Second: What his enduring legacy on the LA Lakers, and LA itself, will be.
The arc of James’s career is truly extraordinary. He began with the Cleveland Cavaliers, near his home town of Akron, Ohio. But his ambitions were bigger than that underachieving squad, and he left for the Miami Heat.
There, on a team of fellow All-Stars, LeBron won his first title in 2012. The Heat repeated in 2013, proving they were no fluke.
LeBron then made amends with Cleveland by returning home and bringing that city, at long last, an NBA championship of its own in 2016. It was a personal redemption, and the repayment of a debt.
When James left Cleveland for the second time, in 2018, it was for the Lakers. The glittering city embraced him as it he were the second coming of Showtime, the team’s storied heyday.
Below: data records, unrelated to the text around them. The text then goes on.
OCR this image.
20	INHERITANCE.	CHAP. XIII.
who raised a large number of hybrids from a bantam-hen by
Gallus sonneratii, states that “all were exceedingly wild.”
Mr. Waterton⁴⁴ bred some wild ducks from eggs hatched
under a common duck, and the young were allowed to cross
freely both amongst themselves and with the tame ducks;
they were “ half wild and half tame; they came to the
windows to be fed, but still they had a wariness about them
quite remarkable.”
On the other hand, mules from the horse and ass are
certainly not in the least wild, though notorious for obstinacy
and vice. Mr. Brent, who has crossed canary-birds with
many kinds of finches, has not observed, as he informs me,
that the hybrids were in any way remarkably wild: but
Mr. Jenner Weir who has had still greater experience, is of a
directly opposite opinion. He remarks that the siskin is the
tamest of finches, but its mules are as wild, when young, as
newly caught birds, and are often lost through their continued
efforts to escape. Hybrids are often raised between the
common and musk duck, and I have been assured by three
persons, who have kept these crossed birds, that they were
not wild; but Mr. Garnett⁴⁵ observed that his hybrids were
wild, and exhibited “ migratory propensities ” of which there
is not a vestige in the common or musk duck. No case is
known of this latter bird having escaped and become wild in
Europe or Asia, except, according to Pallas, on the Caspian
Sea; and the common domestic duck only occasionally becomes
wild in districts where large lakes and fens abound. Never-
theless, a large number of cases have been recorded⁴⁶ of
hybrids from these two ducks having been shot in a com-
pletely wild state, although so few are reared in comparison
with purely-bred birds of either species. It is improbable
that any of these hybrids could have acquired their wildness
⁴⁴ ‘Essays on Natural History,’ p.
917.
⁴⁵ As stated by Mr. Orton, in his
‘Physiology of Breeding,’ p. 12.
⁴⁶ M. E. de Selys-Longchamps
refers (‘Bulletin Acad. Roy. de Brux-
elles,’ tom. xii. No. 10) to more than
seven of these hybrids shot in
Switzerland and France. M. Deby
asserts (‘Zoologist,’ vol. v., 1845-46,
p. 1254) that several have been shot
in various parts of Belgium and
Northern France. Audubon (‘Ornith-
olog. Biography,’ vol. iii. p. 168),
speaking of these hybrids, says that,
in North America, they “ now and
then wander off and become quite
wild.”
And, in a way, LeBron brought the show. Though he just missed being teammates with Kobe Bryant, who had retired in 2016, LeBron co-starred with an incredible cast. (James and Bryant were Olympic teammates in 2008 and won a gold medal together.)
Somehow, despite all the talent that moved through the Lakers during LeBron’s tenure, the team could not produce more than one NBA title, and often seemed to underachieve.
There were too many egos on the court, and no Coach Phil Jackson to wrangle them toward one common purpose.
LeBron is undoubtedly on the short list of candidates for the greatest basketball player of all time. Yet unlike Michael Jordan, who is still the frontrunner for that distinction, LeBron could not deliver championship-level leadership when it counted.
Jordan took a team of middling players and brought them to his level, at least as a supporting cast. LeBron struggled to win despite being surrounded by some of the best players in the league.
LeBron also dabbled in politics, usually to his own embarrassment. He was vocal in his complaints about America, but silent about human rights abuses in China, the NBA’s biggest growth market.
He did give us the unique spectacle of playoff basketball with his son. Perhaps that will be his fondest legacy in LA: The picture of a father and son, playing together.